Die Opposition warf der Regierung eine anti-europäische Haltung vor und kontrastierte die Regierungslinie
mit eigenen Schwerpunkten. Als Befürworterin einer Sozialunion, die von Konzernen europaweit gerechte Beiträge
verlangt, präsentierte sich die SPÖ. Für die NEOS muss die EU handlungsfähiger werden, um im
globalen Umfeld zu bestehen. Die Liste JETZT kann sich einen neuen EU-Vertrag nur unter der Voraussetzung vorstellen,
dass er vom Klimawandel bis zur Steuerumgehung alle großen Probleme des 21. Jahrhunderts aufgreift.

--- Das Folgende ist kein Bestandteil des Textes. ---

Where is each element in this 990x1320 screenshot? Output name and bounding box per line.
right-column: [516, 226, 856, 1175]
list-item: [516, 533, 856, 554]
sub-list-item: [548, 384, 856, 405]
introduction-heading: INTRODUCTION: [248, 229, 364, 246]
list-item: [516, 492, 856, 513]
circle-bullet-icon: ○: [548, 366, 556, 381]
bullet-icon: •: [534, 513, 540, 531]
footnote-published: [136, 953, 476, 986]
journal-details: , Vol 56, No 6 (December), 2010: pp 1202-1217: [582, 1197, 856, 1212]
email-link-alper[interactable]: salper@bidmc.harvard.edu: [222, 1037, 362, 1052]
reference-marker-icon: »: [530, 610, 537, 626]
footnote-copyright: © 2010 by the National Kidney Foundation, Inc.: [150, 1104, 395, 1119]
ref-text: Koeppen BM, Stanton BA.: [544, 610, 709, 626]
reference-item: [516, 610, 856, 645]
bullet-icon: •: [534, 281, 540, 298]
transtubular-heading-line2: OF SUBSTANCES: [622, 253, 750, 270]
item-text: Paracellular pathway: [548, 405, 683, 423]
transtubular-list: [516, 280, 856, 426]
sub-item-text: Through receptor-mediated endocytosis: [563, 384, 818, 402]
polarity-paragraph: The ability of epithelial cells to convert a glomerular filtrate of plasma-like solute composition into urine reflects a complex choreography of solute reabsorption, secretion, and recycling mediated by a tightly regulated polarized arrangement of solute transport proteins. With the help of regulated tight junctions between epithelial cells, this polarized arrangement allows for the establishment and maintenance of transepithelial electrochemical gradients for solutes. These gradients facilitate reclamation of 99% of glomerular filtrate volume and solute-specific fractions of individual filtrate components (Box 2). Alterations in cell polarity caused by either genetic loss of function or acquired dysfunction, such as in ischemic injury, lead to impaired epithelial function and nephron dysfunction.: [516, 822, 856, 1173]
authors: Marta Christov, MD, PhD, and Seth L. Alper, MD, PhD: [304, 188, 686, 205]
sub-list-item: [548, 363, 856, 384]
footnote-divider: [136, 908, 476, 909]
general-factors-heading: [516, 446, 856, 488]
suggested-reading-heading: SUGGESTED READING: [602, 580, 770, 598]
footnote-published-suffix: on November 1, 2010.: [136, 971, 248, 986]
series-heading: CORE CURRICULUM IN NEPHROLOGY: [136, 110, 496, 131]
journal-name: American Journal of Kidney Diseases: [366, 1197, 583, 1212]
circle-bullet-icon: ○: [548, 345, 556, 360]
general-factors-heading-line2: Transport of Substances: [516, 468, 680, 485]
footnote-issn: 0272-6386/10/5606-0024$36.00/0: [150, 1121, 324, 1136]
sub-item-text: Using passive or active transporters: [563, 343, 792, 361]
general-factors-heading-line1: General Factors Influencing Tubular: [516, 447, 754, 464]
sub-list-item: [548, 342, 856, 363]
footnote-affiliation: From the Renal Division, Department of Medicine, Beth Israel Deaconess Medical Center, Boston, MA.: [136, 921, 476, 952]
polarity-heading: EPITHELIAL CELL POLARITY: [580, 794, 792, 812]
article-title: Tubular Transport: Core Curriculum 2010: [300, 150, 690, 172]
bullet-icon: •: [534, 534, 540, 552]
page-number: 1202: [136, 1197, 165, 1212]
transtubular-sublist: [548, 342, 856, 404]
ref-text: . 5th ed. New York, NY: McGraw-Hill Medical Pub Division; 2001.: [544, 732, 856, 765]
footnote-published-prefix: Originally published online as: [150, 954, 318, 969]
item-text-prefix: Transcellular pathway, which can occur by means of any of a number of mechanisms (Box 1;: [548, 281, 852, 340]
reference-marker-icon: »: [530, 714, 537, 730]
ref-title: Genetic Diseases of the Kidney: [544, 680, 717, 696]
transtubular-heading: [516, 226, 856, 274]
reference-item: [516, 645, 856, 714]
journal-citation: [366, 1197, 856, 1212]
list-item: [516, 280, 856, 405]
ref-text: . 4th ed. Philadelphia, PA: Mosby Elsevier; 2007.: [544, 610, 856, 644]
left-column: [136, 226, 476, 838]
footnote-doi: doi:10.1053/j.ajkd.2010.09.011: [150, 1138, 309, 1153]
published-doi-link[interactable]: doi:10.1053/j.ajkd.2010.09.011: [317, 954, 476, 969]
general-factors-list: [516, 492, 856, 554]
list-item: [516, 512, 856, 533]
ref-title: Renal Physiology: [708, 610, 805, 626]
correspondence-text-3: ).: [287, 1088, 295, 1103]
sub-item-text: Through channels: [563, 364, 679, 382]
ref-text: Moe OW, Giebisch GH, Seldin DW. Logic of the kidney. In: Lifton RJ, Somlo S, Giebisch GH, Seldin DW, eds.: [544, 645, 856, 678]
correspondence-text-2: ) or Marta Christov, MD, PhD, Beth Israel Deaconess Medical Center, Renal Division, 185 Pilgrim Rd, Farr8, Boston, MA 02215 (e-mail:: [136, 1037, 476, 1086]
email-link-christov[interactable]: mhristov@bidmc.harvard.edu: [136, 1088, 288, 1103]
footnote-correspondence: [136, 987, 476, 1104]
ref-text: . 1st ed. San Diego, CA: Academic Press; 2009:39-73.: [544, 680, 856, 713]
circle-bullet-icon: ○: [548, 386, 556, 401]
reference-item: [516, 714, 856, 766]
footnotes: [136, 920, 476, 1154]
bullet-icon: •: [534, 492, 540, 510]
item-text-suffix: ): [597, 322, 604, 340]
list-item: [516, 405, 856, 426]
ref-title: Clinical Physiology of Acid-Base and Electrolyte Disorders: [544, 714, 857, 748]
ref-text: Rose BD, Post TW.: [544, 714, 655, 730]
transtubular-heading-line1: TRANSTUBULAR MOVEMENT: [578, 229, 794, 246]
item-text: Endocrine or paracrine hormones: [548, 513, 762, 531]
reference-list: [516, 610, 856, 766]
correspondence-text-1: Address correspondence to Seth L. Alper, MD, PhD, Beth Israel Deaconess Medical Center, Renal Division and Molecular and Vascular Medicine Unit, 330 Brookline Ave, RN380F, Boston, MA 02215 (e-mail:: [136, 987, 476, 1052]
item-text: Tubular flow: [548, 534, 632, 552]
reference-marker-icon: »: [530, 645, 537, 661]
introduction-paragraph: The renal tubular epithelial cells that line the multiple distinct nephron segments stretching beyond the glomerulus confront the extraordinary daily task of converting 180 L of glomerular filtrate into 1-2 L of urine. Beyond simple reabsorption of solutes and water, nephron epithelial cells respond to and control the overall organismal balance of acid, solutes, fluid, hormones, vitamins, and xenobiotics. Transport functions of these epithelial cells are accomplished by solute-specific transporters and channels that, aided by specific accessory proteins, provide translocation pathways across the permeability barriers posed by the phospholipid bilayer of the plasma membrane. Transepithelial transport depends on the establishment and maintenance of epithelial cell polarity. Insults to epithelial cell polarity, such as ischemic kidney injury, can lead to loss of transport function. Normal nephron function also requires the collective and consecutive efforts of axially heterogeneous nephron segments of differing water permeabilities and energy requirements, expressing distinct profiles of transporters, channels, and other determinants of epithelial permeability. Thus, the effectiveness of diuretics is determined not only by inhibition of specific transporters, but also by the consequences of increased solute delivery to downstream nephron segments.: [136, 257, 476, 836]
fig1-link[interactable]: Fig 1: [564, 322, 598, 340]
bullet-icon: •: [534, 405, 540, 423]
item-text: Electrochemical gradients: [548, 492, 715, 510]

"Ordnung, gute Lebensperspektive und Hausverstand: Ein neuer Vertrag für die Zukunft Europas", so
lautete denn auch der von der ÖVP gewählte Titel der Europastunde im Vorfeld der Wahl zum Europäischen
Parlament am 26. Mai 2019.
Blümel für EU-Rechtsbereinigung nach Vorbild Österreichs
Die Anregung von Bundeskanzler Kurz, 1.000 redundante EU-Regelungen in Anlehnung an die vollzogene Rechtsbereinigung
in Österreich zu streichen, entspricht laut Bundesminister Blümel den Plänen der Europäischen
Kommission zur Weiterentwicklung der EU. "Weniger, aber effizienter", mit diesem Motto habe der österreichische
Ratsvorsitz bereit 2018 an der Neugestaltung der EU gearbeitet. Die Einhaltung notwendiger EU-Vorgaben, etwa zur
Steuer- oder Migrationspolitik der Mitgliedstaaten, müsse dagegen besser gewährleistet sein. So schlug
Blümel Sanktionen vor, wenn EU-Länder eine "übertriebene Schuldenpolitik" betreiben oder
sich das "Weiterwinken illegaler Migranten" erlauben. Schließlich gelte es auch, die EU-Verfahren
gegen Rechtsstaatlichkeitssünder durchsetzungsstärker zu machen, etwa mittels der Einbeziehung unabhängiger
Gerichte in die Bewertung einer Verletzung der Rechtsstaatlichkeit. Fraglos habe Österreich aus seiner EU-Mitgliedschaft
großen Nutzen gezogen, unterstrich Blümel mit Hinweis auf die Ankurbelung von Wirtschaft und Arbeitsplatzwachstum.
"Damit diese Erfolgsgeschichte fortgeschrieben wird, ist Europa weiterzuentwickeln", warb er für
eine EU-Vertragsänderung.
Opposition wirft Regierung Populismus vor
Eine Richtungsentscheidung für oder gegen Europa ist die EU-Wahl aus Sicht von SPÖ-Klubvorsitzender Pamela
Rendi-Wagner. Der türkisen ÖVP sprach sie dabei ab, eine Europapartei zu sein, nachdem Bundeskanzler
und ÖVP-Parteichef Kurz sich gegen EU-Regelungen für das Zusammenleben in der Union ausgesprochen habe.
"Eine ehrliche und verantwortungsvolle Politik" erwartet Rendi-Wagner von Kurz, dem sie vorwarf, "Erfüllungsgehilfe"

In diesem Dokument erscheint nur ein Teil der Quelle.